Millions of working mothers were not able to express breast milk while at work until the Affordable Care Act of 2010 (ACA). The law requires employers to provide nursing breaks and a private, sanitary place to express breast milk for most mothers employed on an hourly basis. The ACA provisions for breastfeeding cover three-fifths of employed women living in families below 350 percent of the government poverty line (about $50,000 for a family of two).

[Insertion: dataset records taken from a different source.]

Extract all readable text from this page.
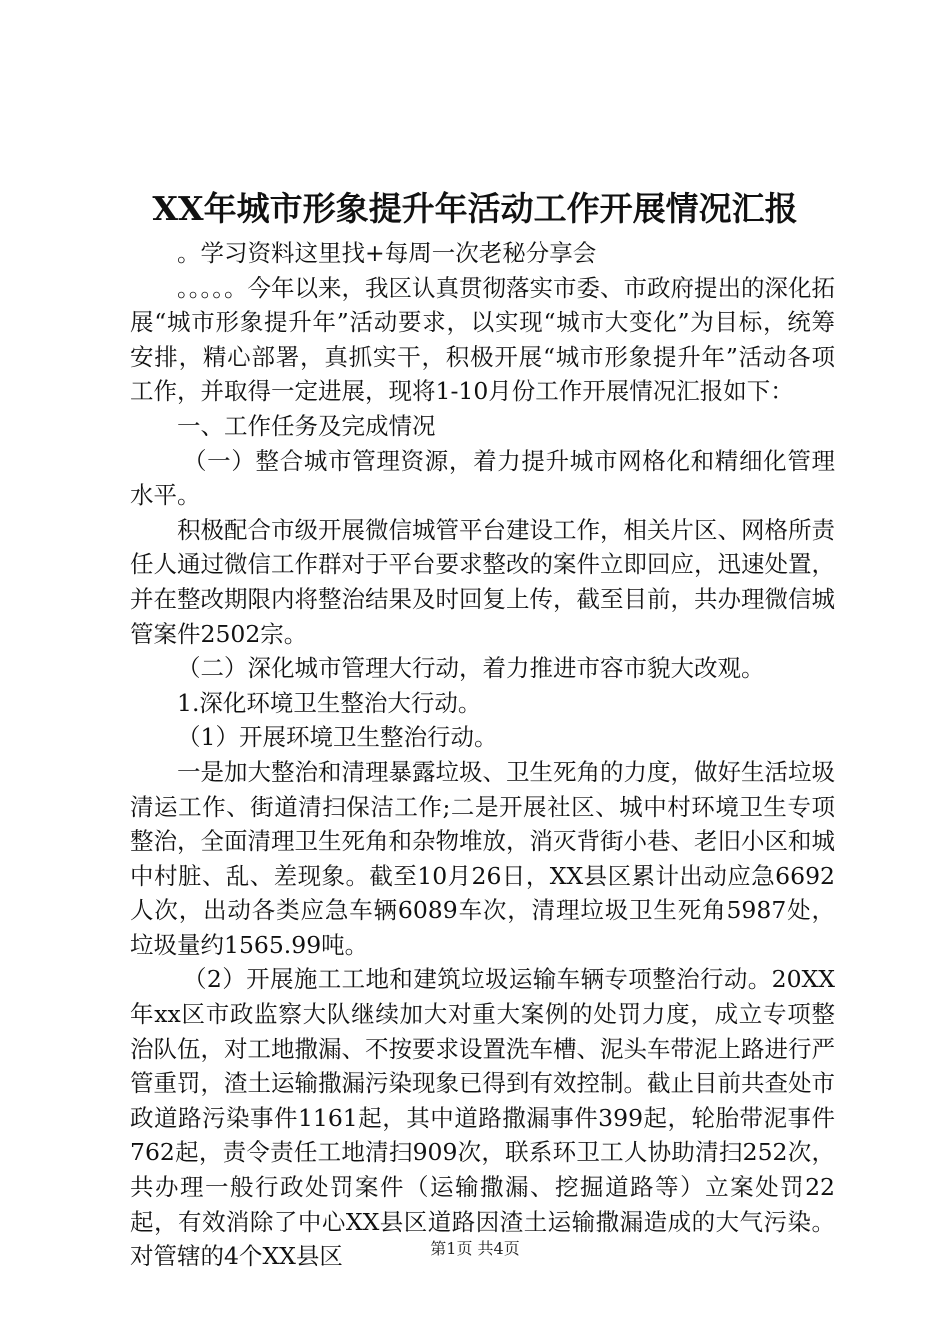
XX年城市形象提升年活动工作开展情况汇报

。学习资料这里找+每周一次老秘分享会

。。。。。今年以来，我区认真贯彻落实市委、市政府提出的深化拓展“城市形象提升年”活动要求，以实现“城市大变化”为目标，统筹安排，精心部署，真抓实干，积极开展“城市形象提升年”活动各项工作，并取得一定进展，现将1-10月份工作开展情况汇报如下：

一、工作任务及完成情况

（一）整合城市管理资源，着力提升城市网格化和精细化管理水平。

积极配合市级开展微信城管平台建设工作，相关片区、网格所责任人通过微信工作群对于平台要求整改的案件立即回应，迅速处置，并在整改期限内将整治结果及时回复上传，截至目前，共办理微信城管案件2502宗。

（二）深化城市管理大行动，着力推进市容市貌大改观。

1.深化环境卫生整治大行动。

（1）开展环境卫生整治行动。

一是加大整治和清理暴露垃圾、卫生死角的力度，做好生活垃圾清运工作、街道清扫保洁工作;二是开展社区、城中村环境卫生专项整治，全面清理卫生死角和杂物堆放，消灭背街小巷、老旧小区和城中村脏、乱、差现象。截至10月26日，XX县区累计出动应急6692人次，出动各类应急车辆6089车次，清理垃圾卫生死角5987处，垃圾量约1565.99吨。

（2）开展施工工地和建筑垃圾运输车辆专项整治行动。20XX年xx区市政监察大队继续加大对重大案例的处罚力度，成立专项整治队伍，对工地撒漏、不按要求设置洗车槽、泥头车带泥上路进行严管重罚，渣土运输撒漏污染现象已得到有效控制。截止目前共查处市政道路污染事件1161起，其中道路撒漏事件399起，轮胎带泥事件762起，责令责任工地清扫909次，联系环卫工人协助清扫252次，共办理一般行政处罚案件（运输撒漏、挖掘道路等）立案处罚22起，有效消除了中心XX县区道路因渣土运输撒漏造成的大气污染。对管辖的4个XX县区	第1页 共4页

This new report by the Institute for Women's Policy Research includes first-ever estimates of coverage among employed women across lines of income, age, education, and race/ethnicity. IWPR's findings show how and why breastfeeding rates through the age of six months will increase—but may fall short of the U.S. Department of Health and Human Services' Healthy People 2020 goals released this month.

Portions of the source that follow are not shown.